Free improvisation and the recording industry have endured a troubled union from the beginning. Improvisation is a fleeting mode of musical communication, felt by many to exist purely in the moment of creation, and to be resistant to documentation. And the audience for the music is so comparatively small that it renders recording improv too costly for most record companies, anyway.
But the falling cost of home-recording technologies has enabled less marketable musicians to document their work and to sell it to enthusiasts in a creative and cost-effective way. Shiurba's Limited Sedition (www.sfo.com/~shiurba/sedition.html), for instance, documents his own music and that of his fellow Bay Area improvisors with extremely limited-edition runs on recordable CD (or CD-R).
Such a D.I.Y. approach is not without precedent. In 1973, British guitarist Derek Bailey released a series of four solo-guitar recordings on reel-to-reel tape, making individual custom copies to order. (These rare recordings were issued on CD as Incus Taps on the Organ of Corti label in 1996.) But Shiurba is among the first to devote an entire record label of strictly limited, numbered editions of well under 100 copies that will never be re-pressed. He has released eight hand-designed recordings since founding Limited Sedition last July. His production costs average around four dollars per disc. This, coupled with grassroots promotion via the Internet, helps him turn modest profits into new recordings quickly in order to keep pace with the rapid evolution of the music and its creators.
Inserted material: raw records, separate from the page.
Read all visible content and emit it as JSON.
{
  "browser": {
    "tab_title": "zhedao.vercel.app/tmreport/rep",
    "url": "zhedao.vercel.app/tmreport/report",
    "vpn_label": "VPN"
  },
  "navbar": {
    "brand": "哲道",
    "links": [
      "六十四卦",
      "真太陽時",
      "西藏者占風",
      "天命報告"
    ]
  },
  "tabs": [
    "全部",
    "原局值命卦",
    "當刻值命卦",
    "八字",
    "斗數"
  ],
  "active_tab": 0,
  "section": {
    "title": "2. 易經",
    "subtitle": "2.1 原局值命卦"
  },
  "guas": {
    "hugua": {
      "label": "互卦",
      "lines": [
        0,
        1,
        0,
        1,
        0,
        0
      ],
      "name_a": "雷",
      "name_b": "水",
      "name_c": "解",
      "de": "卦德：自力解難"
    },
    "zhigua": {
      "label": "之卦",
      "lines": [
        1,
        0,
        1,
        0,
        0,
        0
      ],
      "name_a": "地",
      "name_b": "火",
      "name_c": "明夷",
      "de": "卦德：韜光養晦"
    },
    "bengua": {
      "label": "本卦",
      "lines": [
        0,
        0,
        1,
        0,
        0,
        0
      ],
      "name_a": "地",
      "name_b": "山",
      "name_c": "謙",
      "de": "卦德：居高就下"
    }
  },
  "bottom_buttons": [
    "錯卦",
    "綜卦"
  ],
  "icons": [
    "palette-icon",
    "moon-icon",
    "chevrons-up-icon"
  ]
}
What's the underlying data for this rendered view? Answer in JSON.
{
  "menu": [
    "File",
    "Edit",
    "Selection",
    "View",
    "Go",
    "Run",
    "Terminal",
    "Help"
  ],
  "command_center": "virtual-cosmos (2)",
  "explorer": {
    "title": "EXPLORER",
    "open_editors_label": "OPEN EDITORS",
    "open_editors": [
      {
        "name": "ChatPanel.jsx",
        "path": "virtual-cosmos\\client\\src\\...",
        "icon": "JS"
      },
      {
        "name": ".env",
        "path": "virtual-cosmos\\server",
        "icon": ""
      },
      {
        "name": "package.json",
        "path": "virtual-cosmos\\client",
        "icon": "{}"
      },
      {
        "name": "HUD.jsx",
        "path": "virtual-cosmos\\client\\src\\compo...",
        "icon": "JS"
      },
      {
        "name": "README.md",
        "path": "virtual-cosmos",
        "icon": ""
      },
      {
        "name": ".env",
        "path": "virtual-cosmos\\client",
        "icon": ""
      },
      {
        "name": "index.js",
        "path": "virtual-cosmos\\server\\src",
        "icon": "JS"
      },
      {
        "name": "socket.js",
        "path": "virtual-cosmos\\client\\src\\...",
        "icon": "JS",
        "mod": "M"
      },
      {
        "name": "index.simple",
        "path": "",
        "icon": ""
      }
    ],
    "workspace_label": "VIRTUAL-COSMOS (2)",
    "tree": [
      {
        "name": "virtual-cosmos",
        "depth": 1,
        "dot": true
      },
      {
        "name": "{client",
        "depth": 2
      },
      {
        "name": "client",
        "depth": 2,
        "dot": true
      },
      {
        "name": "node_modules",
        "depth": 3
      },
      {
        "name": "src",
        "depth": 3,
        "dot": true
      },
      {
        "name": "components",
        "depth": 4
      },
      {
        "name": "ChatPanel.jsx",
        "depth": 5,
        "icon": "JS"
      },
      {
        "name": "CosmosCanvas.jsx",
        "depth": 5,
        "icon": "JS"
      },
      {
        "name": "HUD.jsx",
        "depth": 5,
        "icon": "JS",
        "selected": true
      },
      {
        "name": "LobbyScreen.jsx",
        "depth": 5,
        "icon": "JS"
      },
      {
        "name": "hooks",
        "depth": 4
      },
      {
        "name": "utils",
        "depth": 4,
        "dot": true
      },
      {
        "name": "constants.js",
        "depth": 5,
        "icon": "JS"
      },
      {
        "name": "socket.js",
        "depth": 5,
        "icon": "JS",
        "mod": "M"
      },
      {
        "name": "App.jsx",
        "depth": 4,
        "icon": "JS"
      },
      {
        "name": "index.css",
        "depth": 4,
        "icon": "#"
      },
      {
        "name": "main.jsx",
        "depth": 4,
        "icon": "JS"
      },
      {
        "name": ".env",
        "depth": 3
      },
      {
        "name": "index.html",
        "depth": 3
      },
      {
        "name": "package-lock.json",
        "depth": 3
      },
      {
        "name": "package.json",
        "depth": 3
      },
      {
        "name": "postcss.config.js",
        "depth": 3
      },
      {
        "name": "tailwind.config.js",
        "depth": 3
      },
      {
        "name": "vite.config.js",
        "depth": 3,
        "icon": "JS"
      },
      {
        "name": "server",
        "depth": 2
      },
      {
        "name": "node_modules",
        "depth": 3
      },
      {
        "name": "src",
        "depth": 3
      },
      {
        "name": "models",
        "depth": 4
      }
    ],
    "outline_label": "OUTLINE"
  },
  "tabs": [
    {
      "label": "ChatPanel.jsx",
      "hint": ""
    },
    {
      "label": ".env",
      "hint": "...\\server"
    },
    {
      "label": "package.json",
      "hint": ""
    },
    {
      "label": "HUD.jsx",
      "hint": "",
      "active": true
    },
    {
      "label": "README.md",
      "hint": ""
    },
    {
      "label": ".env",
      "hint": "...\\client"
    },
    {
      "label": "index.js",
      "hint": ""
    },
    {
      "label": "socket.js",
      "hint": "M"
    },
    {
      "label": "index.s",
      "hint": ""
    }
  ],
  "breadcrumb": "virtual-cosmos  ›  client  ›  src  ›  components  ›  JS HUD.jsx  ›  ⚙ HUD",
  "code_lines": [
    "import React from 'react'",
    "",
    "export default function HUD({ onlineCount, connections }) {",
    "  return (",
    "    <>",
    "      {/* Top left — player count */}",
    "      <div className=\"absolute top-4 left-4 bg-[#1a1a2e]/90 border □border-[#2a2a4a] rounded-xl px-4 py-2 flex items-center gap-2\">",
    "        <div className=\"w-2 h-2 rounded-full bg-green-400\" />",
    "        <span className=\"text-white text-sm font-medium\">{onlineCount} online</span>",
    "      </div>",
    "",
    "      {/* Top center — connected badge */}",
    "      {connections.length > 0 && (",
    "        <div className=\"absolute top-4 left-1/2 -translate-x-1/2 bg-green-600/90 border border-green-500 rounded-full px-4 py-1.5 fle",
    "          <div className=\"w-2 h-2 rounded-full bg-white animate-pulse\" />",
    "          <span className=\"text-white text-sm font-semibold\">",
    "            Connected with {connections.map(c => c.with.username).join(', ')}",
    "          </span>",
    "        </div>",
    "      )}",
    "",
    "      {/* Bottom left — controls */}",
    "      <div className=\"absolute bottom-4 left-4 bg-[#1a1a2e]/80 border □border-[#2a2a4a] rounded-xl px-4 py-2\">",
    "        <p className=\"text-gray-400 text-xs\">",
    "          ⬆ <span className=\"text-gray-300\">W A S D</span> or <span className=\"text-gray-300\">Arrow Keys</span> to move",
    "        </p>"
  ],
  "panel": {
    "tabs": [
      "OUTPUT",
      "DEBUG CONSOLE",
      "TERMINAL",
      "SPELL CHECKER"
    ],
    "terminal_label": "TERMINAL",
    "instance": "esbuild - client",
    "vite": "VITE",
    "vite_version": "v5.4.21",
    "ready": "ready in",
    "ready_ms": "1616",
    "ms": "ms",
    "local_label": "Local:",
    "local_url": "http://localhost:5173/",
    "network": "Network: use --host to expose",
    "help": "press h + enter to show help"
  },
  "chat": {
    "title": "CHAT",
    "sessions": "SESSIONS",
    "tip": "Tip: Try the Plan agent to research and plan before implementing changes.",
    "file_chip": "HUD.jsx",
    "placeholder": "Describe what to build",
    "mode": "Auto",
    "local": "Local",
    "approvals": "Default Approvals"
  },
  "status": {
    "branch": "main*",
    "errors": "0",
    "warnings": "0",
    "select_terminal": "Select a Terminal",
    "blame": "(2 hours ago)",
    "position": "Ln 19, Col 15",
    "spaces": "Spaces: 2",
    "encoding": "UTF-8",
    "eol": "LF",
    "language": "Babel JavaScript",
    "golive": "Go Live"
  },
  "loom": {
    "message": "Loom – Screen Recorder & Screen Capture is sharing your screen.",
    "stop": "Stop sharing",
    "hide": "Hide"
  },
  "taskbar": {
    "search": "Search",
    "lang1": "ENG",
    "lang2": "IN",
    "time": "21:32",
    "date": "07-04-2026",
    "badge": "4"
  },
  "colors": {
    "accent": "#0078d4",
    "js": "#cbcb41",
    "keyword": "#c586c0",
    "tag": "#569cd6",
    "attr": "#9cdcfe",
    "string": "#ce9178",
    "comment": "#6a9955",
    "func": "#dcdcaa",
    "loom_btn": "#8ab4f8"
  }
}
Already, Shiurba is not alone. Saxophonist David Gross has begun to release limited-edition CD-Rs of music recorded live at the Zeitgeist Gallery in Cambridge, Massachusetts on his Tautology label (members.aol.com/Tautology3). And Splatter Trio percussionist Gino Robair, who runs the more conventional Rastascan label (www.rastascan.com), has taken the notion a step further, creating individual "private concert" releases on CD-R. "They're more than just a live improv," Robair explains. "I do a bit of digital hacking on the material before burning a CD-R. They're one of a kind, and I've made them to order. I think this is the way that many improvisors will be working very soon."
Beyond the obvious benefit of low overhead, this approach to recording allows an artist to explore even the most unlikely creative impulse. Saxophonist Dan Plonsey gave Shiurba a whimsical solo-oboe recording made on the day he purchased the instrument. And Robair, who has played on two Limited Sedition releases and compiled a disc of Splatter Trio rarities for the label as well, has plans for an album of music performed entirely on…Styrofoam? "A handful of Styrofoam and a bow and that's it," says Robair. "You can see why we need a label like Limited Sedition."